The series of accounts divulged by the "protagonists" reject temporal linearity, darting forward multiple decades only to flash back once more to the 1980s. This renunciation of chronological sequence embodies the words of poet, activist, and former political prisoner Hasiba 'Abd al-Rahman, "evok[ing] place that is no-place and time that is no-time." Such a state becomes the prisoner’s reality, deliberately manufactured by his or her jailers to produce spatial and temporal disorientation. As scholar Miriam Cooke has eloquently written, "[i]n the cell, . . . [t]ime is both empty, without beginning or end, and full of stops and starts."
 
Yet this disjointed, unpredictable, and at times, erratic telling of events is perhaps also intended to mirror and thereby magnify the arbitrary, indiscriminate, and often haphazard nature of arrest and imprisonment that has for decades characterized the Assad regime and its network of intelligence and security services. This carceral dragnet has and continues to swallow individuals of all political, religious, and intellectual persuasions—raising complexities and nuances with which Choukair engages meaningfully and adroitly. In so doing, he challenges the largely sectarian, frequently polarizing oversimplifications and generalizations that are regularly indulged and circulated, not least by the Assad regime itself. Y-Saidnaya reveals glimpses into the horrific ordeals of individuals arrested on overtly "political" grounds, but also casts a light on those detained for their work as artists, including musician Saleh Katbeh, actor Jamal Chkair, and Kinshasa-born, Lebanese director Alaa Mansour.       

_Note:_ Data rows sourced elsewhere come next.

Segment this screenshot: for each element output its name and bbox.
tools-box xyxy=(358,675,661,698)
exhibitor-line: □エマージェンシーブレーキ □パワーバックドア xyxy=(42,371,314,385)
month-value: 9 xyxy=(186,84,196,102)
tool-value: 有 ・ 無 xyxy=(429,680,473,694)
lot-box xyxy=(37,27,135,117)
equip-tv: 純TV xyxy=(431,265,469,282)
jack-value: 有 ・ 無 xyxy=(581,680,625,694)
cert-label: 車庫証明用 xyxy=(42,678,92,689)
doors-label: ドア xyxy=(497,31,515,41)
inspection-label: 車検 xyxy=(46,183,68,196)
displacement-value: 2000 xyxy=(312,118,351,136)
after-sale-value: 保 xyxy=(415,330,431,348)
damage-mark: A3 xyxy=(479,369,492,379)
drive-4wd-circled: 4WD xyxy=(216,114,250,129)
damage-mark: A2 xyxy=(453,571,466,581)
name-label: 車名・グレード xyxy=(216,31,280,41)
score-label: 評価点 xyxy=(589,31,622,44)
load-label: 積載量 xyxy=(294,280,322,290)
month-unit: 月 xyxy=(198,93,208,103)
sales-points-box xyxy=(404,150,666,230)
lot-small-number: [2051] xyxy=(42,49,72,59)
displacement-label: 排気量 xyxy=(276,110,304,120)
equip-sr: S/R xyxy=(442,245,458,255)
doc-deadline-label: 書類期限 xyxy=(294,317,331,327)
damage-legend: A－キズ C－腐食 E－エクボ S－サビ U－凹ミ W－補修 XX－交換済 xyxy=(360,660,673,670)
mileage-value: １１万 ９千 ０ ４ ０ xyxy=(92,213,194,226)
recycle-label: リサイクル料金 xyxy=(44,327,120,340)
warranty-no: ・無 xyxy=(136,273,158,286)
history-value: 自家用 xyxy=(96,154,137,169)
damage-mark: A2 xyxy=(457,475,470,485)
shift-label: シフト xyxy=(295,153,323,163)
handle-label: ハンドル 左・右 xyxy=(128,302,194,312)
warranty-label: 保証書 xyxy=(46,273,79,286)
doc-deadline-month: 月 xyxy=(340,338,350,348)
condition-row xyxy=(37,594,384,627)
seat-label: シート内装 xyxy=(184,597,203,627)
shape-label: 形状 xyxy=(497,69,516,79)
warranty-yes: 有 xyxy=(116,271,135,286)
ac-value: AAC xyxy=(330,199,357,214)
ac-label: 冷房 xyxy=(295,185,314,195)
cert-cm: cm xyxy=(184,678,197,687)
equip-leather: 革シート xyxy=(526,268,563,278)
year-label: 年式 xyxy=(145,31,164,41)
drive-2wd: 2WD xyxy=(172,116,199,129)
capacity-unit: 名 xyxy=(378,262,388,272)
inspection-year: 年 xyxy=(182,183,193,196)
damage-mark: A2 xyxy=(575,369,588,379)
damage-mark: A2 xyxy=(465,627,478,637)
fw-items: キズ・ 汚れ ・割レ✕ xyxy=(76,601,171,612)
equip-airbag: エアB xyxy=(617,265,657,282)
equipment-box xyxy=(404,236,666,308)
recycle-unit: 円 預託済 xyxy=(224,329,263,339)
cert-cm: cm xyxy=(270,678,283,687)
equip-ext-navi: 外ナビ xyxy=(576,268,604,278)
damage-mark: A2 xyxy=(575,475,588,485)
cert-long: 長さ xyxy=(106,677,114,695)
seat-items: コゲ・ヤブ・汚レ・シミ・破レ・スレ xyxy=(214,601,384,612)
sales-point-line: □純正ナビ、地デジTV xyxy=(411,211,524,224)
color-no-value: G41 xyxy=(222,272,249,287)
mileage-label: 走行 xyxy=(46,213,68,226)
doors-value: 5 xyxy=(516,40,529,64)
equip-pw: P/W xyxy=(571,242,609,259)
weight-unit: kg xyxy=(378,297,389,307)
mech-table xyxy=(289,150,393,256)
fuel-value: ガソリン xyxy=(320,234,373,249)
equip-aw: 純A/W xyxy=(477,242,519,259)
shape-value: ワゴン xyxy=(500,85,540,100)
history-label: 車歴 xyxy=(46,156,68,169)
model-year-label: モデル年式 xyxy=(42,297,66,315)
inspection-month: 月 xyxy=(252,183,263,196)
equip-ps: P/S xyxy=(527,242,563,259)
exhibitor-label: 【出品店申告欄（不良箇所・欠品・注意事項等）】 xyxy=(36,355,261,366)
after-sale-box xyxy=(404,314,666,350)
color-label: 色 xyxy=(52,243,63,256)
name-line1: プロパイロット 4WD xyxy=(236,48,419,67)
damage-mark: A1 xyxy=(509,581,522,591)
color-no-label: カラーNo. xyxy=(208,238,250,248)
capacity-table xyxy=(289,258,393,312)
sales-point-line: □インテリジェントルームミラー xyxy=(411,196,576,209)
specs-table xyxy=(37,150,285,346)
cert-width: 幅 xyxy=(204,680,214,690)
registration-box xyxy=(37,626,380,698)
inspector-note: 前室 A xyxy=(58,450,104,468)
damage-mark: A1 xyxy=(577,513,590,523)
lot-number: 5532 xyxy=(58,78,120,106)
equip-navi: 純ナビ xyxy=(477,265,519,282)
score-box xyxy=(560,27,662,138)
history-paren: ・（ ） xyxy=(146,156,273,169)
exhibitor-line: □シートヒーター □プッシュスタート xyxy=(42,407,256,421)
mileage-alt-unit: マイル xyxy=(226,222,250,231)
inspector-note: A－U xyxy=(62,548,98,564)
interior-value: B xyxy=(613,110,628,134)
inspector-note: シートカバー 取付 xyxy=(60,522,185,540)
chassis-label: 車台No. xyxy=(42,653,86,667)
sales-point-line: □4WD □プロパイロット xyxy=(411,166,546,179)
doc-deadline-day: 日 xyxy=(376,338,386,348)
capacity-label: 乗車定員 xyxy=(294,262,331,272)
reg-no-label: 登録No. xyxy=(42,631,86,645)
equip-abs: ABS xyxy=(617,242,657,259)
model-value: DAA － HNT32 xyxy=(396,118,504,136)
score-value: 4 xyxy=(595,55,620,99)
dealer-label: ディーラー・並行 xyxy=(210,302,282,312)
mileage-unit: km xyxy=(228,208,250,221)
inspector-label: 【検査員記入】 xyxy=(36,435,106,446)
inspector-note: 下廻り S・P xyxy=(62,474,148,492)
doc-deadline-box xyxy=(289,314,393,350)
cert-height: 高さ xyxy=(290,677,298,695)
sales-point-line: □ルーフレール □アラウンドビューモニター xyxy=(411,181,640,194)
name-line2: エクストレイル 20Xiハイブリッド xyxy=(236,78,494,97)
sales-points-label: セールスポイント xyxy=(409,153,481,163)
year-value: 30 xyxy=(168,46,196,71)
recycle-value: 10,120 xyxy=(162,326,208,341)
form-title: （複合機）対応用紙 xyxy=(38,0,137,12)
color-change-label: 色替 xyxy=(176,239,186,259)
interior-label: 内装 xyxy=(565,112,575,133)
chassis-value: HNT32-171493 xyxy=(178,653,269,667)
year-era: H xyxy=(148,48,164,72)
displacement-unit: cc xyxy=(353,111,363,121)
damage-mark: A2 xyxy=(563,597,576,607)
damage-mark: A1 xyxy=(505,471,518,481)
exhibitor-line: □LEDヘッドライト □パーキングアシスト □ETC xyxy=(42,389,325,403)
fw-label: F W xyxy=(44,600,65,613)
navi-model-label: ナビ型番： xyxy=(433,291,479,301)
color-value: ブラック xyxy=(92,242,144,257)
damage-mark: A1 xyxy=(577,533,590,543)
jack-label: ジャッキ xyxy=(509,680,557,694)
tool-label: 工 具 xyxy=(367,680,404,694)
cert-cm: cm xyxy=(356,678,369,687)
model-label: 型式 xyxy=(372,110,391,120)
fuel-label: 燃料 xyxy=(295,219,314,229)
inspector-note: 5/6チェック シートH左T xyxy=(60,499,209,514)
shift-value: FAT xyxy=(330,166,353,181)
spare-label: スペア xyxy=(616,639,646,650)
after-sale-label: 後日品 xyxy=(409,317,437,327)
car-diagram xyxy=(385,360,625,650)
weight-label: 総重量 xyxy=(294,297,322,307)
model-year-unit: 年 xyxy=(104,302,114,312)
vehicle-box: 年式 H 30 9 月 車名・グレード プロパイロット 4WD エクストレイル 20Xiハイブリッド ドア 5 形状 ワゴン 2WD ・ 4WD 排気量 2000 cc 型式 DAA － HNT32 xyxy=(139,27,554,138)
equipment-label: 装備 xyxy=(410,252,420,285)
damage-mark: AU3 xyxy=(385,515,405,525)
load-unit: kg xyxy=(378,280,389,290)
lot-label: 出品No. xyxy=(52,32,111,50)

Hailing from different countries and creeds, professions and politics, the common denominator that links Riyad, Shevan, Hend, Saleh, Jamal, and Alaa is their shared experience of detention inside the carceral matrix of the Assads' Syria. By choosing to collectively retrace their painful trajectories and exchange their haunting memories, these six men and women undertake a critical practice of examination and analysis—one marked by the reconstitution of events and situations, and the comparison and juxtaposition of circumstances.
 
The result is a kind of map, which outlines the contextual shifts and sketches the enduring contours of an authoritarian landscape that stretches more than five decades. The compilation of monologues that merge and converge to constitute Y-Saidnaya thus seeks to identify the regime's mechanisms of repression and determine its levers of control. To chart a course forward, one must first know where she is, and understand where she has been. Y-Saidnaya contributes volumes to this knowing, as it works to formulate a blueprint of the Assad family's autocratic architecture in order to ascertain the most effective means by which to facilitate it’s dismantling. Borrowing the words of prolific writer, poet, and playwright Mamdouh Adwan, Y-Saidnaya—and these six individuals who passed through Saidnaya’s cells—also, in the process, "remind us of our lost humanity."